The problem with this idea is that there is no way Anglo Irish Bank is worth €16.5bn at the moment. So if the bondholders swapped all their bonds for Anglo shares they would be settling for less than par value. This is a selective default.

Of course, the big danger is not what would happen in Anglo if this course is taken, but what would happen at the other Irish banks. By how much would their fund-raising costs go up?


That is exactly right. Anglo Irish is big but not that big. The question is contagion. Is it Creditanstalt all over again? (the Austrian bank that declared bankruptcy in May 11, 1931 that really got the depression going).

finally...

The final danger is: would an Anglo technical default raise the funding costs for Ireland Inc itself?
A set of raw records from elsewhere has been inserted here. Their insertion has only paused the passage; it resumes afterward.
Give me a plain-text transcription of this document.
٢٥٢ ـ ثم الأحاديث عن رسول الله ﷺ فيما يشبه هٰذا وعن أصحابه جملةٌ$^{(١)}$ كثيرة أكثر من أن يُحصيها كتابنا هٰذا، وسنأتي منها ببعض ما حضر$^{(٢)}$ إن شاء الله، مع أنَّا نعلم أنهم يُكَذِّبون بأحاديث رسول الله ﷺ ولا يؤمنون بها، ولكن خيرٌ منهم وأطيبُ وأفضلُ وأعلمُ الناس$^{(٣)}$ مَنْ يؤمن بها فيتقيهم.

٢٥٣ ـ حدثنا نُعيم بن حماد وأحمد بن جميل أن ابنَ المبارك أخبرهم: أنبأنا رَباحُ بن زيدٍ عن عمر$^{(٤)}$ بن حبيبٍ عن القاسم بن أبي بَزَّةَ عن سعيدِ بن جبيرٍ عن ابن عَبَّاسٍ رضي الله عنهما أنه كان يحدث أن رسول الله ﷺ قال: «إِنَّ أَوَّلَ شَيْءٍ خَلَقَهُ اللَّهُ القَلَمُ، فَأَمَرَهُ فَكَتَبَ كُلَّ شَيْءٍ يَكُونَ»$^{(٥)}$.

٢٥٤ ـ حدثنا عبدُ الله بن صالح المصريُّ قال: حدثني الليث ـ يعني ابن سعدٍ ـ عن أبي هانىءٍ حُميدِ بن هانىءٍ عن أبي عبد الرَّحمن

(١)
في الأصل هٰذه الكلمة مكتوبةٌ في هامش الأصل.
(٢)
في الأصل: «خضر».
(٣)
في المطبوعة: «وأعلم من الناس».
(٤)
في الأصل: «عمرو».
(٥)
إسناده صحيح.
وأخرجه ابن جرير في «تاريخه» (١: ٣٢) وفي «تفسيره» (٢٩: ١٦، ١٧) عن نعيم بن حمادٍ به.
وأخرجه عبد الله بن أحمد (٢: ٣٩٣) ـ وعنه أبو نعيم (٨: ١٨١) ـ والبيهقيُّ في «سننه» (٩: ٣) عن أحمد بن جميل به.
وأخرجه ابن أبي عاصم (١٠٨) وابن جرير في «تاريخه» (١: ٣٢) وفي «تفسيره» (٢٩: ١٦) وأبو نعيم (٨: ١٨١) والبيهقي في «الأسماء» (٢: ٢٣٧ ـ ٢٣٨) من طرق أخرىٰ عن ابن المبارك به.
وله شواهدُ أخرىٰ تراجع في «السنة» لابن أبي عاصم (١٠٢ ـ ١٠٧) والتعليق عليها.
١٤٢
Again it is hard to say. There are two schools. One suggests that by cutting Anglo loose, Ireland becomes a better credit risk and funding costs could actually drop.

Others suggest once you welch on any debts, your funding costs elsewhere rise and you may even be locked out of the bond market entirely.


That is a danger and it may spill over to Portugal sovereign or Spain etc. but I think the bigger danger is other European banks. A) the funding costs could shoot up with an entire knew liquidity squeeze and B) all of a sudden you have precedence for sovereign nations not to take responsibilities of the banks. A for sure popular choice among the electorate. I mean if Ireland allows a default on one of its large banks why should Greek people suffer? Or Spaniards?

Something almost has to happen now in the next week. Irish - Bund Spreads are exploding.

6 comments:

Anonymous said...

Irish, Portuguese yields are rising. But Why TED spread and euribor-ois spreads are not widening if some liquidity crisis is coming. What do you say?

Market Seer said...

Because there isn't a liquidity issue, just a solvency issue. The ECB has stepped in making sure everything is well liquified in the banking system. The spreads are widening because of long term solvency issues. Not liquidity issues which is what drives euribor-ois and the TED spread.